Elsie Margaret Clifford (1886 – 1976) was a British archaeologist.

Life

Elsie Margaret Chambers was born on 4 June 1886 at 54 Regent Street, Gloucester to Frederick William Chambers, a railway engine driver, and his second wife Mary Ann, née Hughes. She was baptised Elsie Margaret Annie Chambers at All Saints, Gloucester on her first birthday .

Elsie's parents had married in 1883 at Bagendon, where her mother was in service, but this appears to be entirely coincidental and of no relevance to Elsie’s subsequent interest in Bagendon as an archaeological site. Her parents were from comparatively humble origins. Her father was the son of an excise officer who began as a stoker on the railways, progressing to become an engine driver, and later somehow earned enough money to become the owner of small farm called Fairmile in Hucclecote, Gloucester, as well as running a brickyard and the gravel pits at Barnwood. Her mother was the daughter of a furnaceman in the Forest of Dean, and was a domestic servant when she married Elsie's father.

Elsie married Harold Brookes Clifford in Gloucester in 1909. Her husband was the manager and later chairman of the motor garage and car sales company F.W. Chambers & Co., Barnwood Garages, that had evolved out of her father's business interests. They lived in Hucclecote with Elsie's parents initially, but moved to Chandlers Farm, Little Witcombe in the late 1920s.

She became interested in archaeology as a result of the discovery of various prehistoric and Roman finds on her father's property, in particular the gravel pits at Barnwood. In the 1920s she was invited by M.C. Burkitt to attend his archaeology lectures at the University of Cambridge for a year. Though prolific, she maintained her status as an amateur archaeologist.

Her archaeological work often consisted of re-excavating existing sites, such as the Neolithic barrows at Notgrove (1934 – 6), Nympsfield and Rodmarton, and Roman villas at Hucclecote, Barnwood and Witcombe. She identified a Late Iron Age settlement at Minchindon.

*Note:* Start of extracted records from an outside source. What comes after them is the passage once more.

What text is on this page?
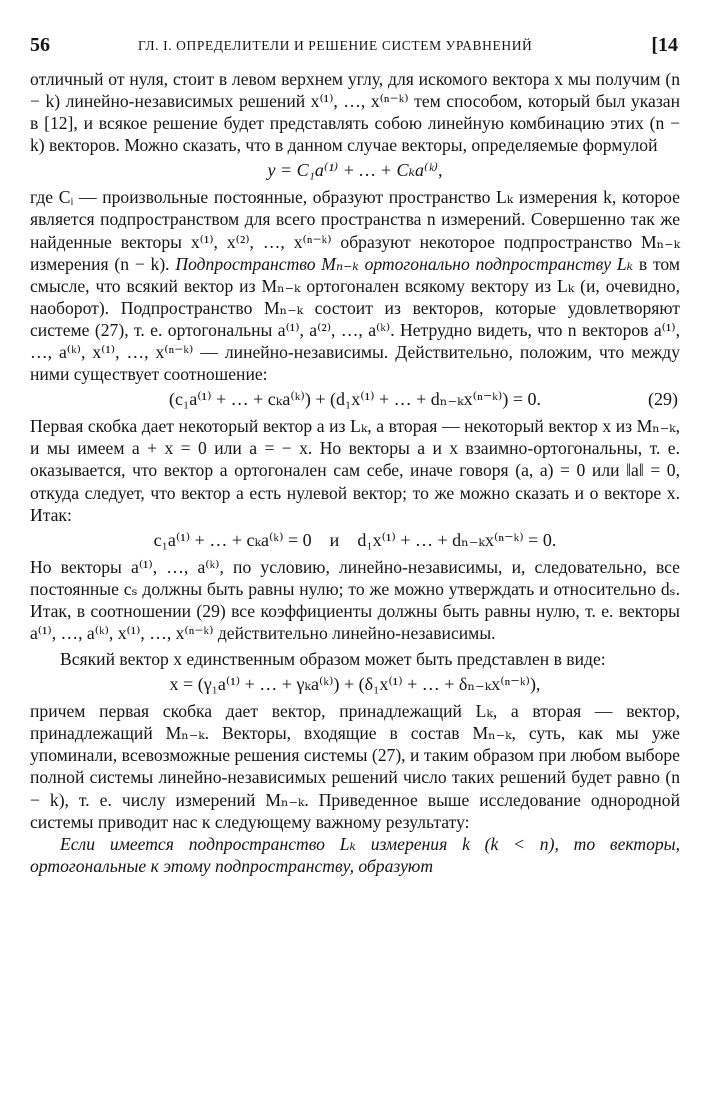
56	ГЛ. I. ОПРЕДЕЛИТЕЛИ И РЕШЕНИЕ СИСТЕМ УРАВНЕНИЙ	[14

отличный от нуля, стоит в левом верхнем углу, для искомого вектора x мы получим (n − k) линейно-независимых решений x⁽¹⁾, …, x⁽ⁿ⁻ᵏ⁾ тем способом, который был указан в [12], и всякое решение будет представлять собою линейную комбинацию этих (n − k) векторов. Можно сказать, что в данном случае векторы, определяемые формулой

y = C₁a⁽¹⁾ + … + Cₖa⁽ᵏ⁾,

где Cᵢ — произвольные постоянные, образуют пространство Lₖ измерения k, которое является подпространством для всего пространства n измерений. Совершенно так же найденные векторы x⁽¹⁾, x⁽²⁾, …, x⁽ⁿ⁻ᵏ⁾ образуют некоторое подпространство Mₙ₋ₖ измерения (n − k). Подпространство Mₙ₋ₖ ортогонально подпространству Lₖ в том смысле, что всякий вектор из Mₙ₋ₖ ортогонален всякому вектору из Lₖ (и, очевидно, наоборот). Подпространство Mₙ₋ₖ состоит из векторов, которые удовлетворяют системе (27), т. е. ортогональны a⁽¹⁾, a⁽²⁾, …, a⁽ᵏ⁾. Нетрудно видеть, что n векторов a⁽¹⁾, …, a⁽ᵏ⁾, x⁽¹⁾, …, x⁽ⁿ⁻ᵏ⁾ — линейно-независимы. Действительно, положим, что между ними существует соотношение:

(c₁a⁽¹⁾ + … + cₖa⁽ᵏ⁾) + (d₁x⁽¹⁾ + … + dₙ₋ₖx⁽ⁿ⁻ᵏ⁾) = 0.	(29)

Первая скобка дает некоторый вектор a из Lₖ, а вторая — некоторый вектор x из Mₙ₋ₖ, и мы имеем a + x = 0 или a = − x. Но векторы a и x взаимно-ортогональны, т. е. оказывается, что вектор a ортогонален сам себе, иначе говоря (a, a) = 0 или ‖a‖ = 0, откуда следует, что вектор a есть нулевой вектор; то же можно сказать и о векторе x. Итак:

c₁a⁽¹⁾ + … + cₖa⁽ᵏ⁾ = 0    и    d₁x⁽¹⁾ + … + dₙ₋ₖx⁽ⁿ⁻ᵏ⁾ = 0.

Но векторы a⁽¹⁾, …, a⁽ᵏ⁾, по условию, линейно-независимы, и, следовательно, все постоянные cₛ должны быть равны нулю; то же можно утверждать и относительно dₛ. Итак, в соотношении (29) все коэффициенты должны быть равны нулю, т. е. векторы a⁽¹⁾, …, a⁽ᵏ⁾, x⁽¹⁾, …, x⁽ⁿ⁻ᵏ⁾ действительно линейно-независимы.

Всякий вектор x единственным образом может быть представлен в виде:

x = (γ₁a⁽¹⁾ + … + γₖa⁽ᵏ⁾) + (δ₁x⁽¹⁾ + … + δₙ₋ₖx⁽ⁿ⁻ᵏ⁾),

причем первая скобка дает вектор, принадлежащий Lₖ, а вторая — вектор, принадлежащий Mₙ₋ₖ. Векторы, входящие в состав Mₙ₋ₖ, суть, как мы уже упоминали, всевозможные решения системы (27), и таким образом при любом выборе полной системы линейно-независимых решений число таких решений будет равно (n − k), т. е. числу измерений Mₙ₋ₖ. Приведенное выше исследование однородной системы приводит нас к следующему важному результату:

Если имеется подпространство Lₖ измерения k (k < n), то векторы, ортогональные к этому подпространству, образуют
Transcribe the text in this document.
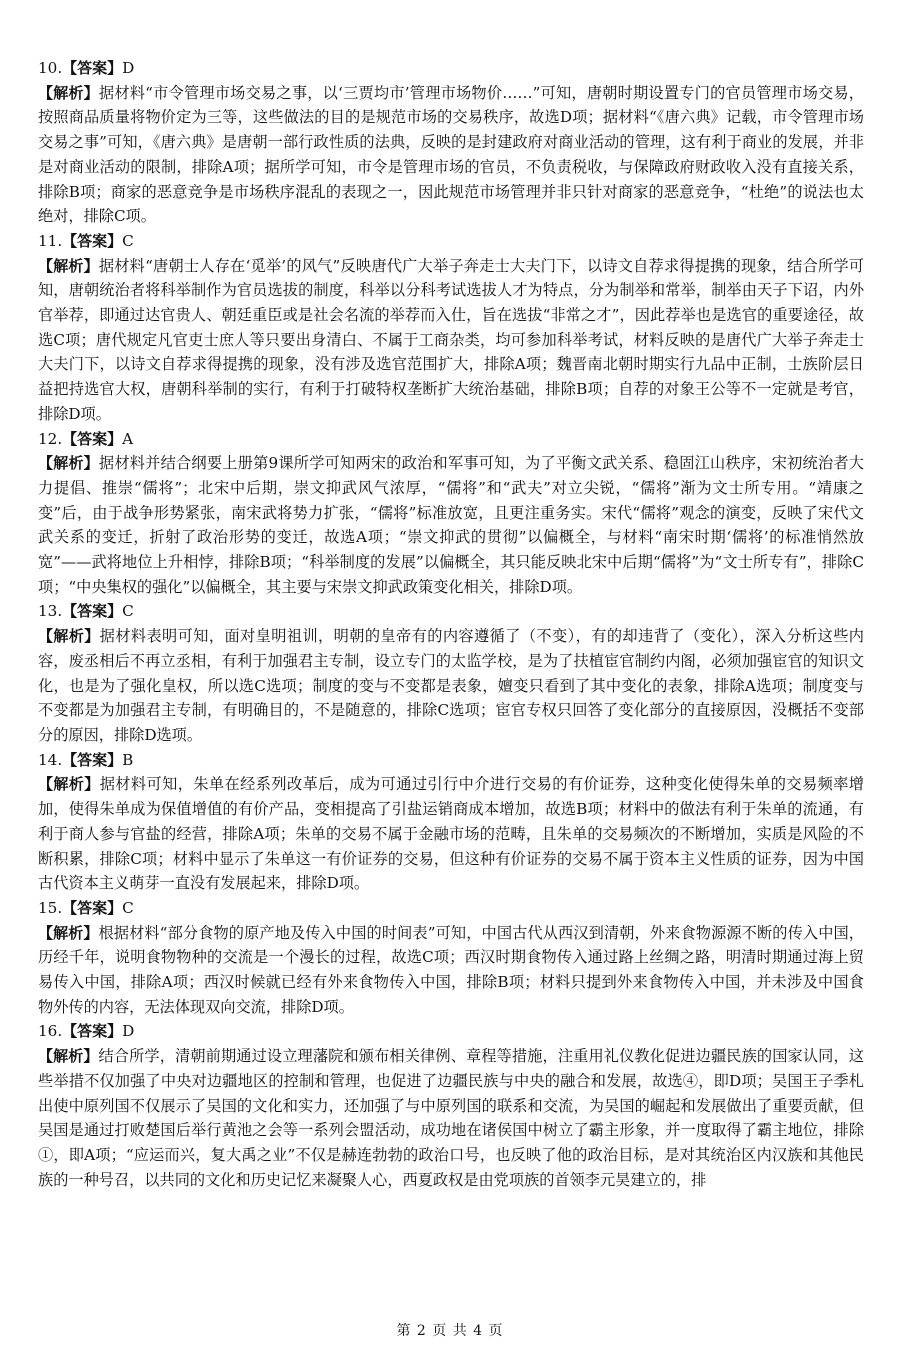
10.【答案】D
【解析】据材料“市令管理市场交易之事，以‘三贾均市’管理市场物价……”可知，唐朝时期设置专门的官员管理市场交易，按照商品质量将物价定为三等，这些做法的目的是规范市场的交易秩序，故选D项；据材料“《唐六典》记载，市令管理市场交易之事”可知，《唐六典》是唐朝一部行政性质的法典，反映的是封建政府对商业活动的管理，这有利于商业的发展，并非是对商业活动的限制，排除A项；据所学可知，市令是管理市场的官员，不负责税收，与保障政府财政收入没有直接关系，排除B项；商家的恶意竞争是市场秩序混乱的表现之一，因此规范市场管理并非只针对商家的恶意竞争，“杜绝”的说法也太绝对，排除C项。
11.【答案】C
【解析】据材料“唐朝士人存在‘觅举’的风气”反映唐代广大举子奔走士大夫门下，以诗文自荐求得提携的现象，结合所学可知，唐朝统治者将科举制作为官员选拔的制度，科举以分科考试选拔人才为特点，分为制举和常举，制举由天子下诏，内外官举荐，即通过达官贵人、朝廷重臣或是社会名流的举荐而入仕，旨在选拔“非常之才”，因此荐举也是选官的重要途径，故选C项；唐代规定凡官吏士庶人等只要出身清白、不属于工商杂类，均可参加科举考试，材料反映的是唐代广大举子奔走士大夫门下，以诗文自荐求得提携的现象，没有涉及选官范围扩大，排除A项；魏晋南北朝时期实行九品中正制，士族阶层日益把持选官大权，唐朝科举制的实行，有利于打破特权垄断扩大统治基础，排除B项；自荐的对象王公等不一定就是考官，排除D项。
12.【答案】A
【解析】据材料并结合纲要上册第9课所学可知两宋的政治和军事可知，为了平衡文武关系、稳固江山秩序，宋初统治者大力提倡、推崇“儒将”；北宋中后期，崇文抑武风气浓厚，“儒将”和“武夫”对立尖锐，“儒将”渐为文士所专用。“靖康之变”后，由于战争形势紧张，南宋武将势力扩张，“儒将”标准放宽，且更注重务实。宋代“儒将”观念的演变，反映了宋代文武关系的变迁，折射了政治形势的变迁，故选A项；“崇文抑武的贯彻”以偏概全，与材料“南宋时期‘儒将’的标准悄然放宽”——武将地位上升相悖，排除B项；“科举制度的发展”以偏概全，其只能反映北宋中后期“儒将”为“文士所专有”，排除C项；“中央集权的强化”以偏概全，其主要与宋崇文抑武政策变化相关，排除D项。
13.【答案】C
【解析】据材料表明可知，面对皇明祖训，明朝的皇帝有的内容遵循了（不变），有的却违背了（变化），深入分析这些内容，废丞相后不再立丞相，有利于加强君主专制，设立专门的太监学校，是为了扶植宦官制约内阁，必须加强宦官的知识文化，也是为了强化皇权，所以选C选项；制度的变与不变都是表象，嬗变只看到了其中变化的表象，排除A选项；制度变与不变都是为加强君主专制，有明确目的，不是随意的，排除C选项；宦官专权只回答了变化部分的直接原因，没概括不变部分的原因，排除D选项。
14.【答案】B
【解析】据材料可知，朱单在经系列改革后，成为可通过引行中介进行交易的有价证券，这种变化使得朱单的交易频率增加，使得朱单成为保值增值的有价产品，变相提高了引盐运销商成本增加，故选B项；材料中的做法有利于朱单的流通，有利于商人参与官盐的经营，排除A项；朱单的交易不属于金融市场的范畴，且朱单的交易频次的不断增加，实质是风险的不断积累，排除C项；材料中显示了朱单这一有价证券的交易，但这种有价证券的交易不属于资本主义性质的证券，因为中国古代资本主义萌芽一直没有发展起来，排除D项。
15.【答案】C
【解析】根据材料“部分食物的原产地及传入中国的时间表”可知，中国古代从西汉到清朝，外来食物源源不断的传入中国，历经千年，说明食物物种的交流是一个漫长的过程，故选C项；西汉时期食物传入通过路上丝绸之路，明清时期通过海上贸易传入中国，排除A项；西汉时候就已经有外来食物传入中国，排除B项；材料只提到外来食物传入中国，并未涉及中国食物外传的内容，无法体现双向交流，排除D项。
16.【答案】D
【解析】结合所学，清朝前期通过设立理藩院和颁布相关律例、章程等措施，注重用礼仪教化促进边疆民族的国家认同，这些举措不仅加强了中央对边疆地区的控制和管理，也促进了边疆民族与中央的融合和发展，故选④，即D项；吴国王子季札出使中原列国不仅展示了吴国的文化和实力，还加强了与中原列国的联系和交流，为吴国的崛起和发展做出了重要贡献，但吴国是通过打败楚国后举行黄池之会等一系列会盟活动，成功地在诸侯国中树立了霸主形象，并一度取得了霸主地位，排除①，即A项；“应运而兴，复大禹之业”不仅是赫连勃勃的政治口号，也反映了他的政治目标，是对其统治区内汉族和其他民族的一种号召，以共同的文化和历史记忆来凝聚人心，西夏政权是由党项族的首领李元昊建立的，排
第 2 页 共 4 页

In the 1930s, she discovered Belgic pottery in a gravel quarry near Bagendon. She returned in 1961 to direct a dig at the previously unexcavated Iron Age settlement there. ÂÂ

She received an OBE for services to archaeology in 1968, as well as serving on the council of the Society of Antiquaries, as President of the Cotteswold Naturalists' Field Club (1936 – 8), and as the first woman president of the Bristol and Gloucestershire Archaeological Society (1949).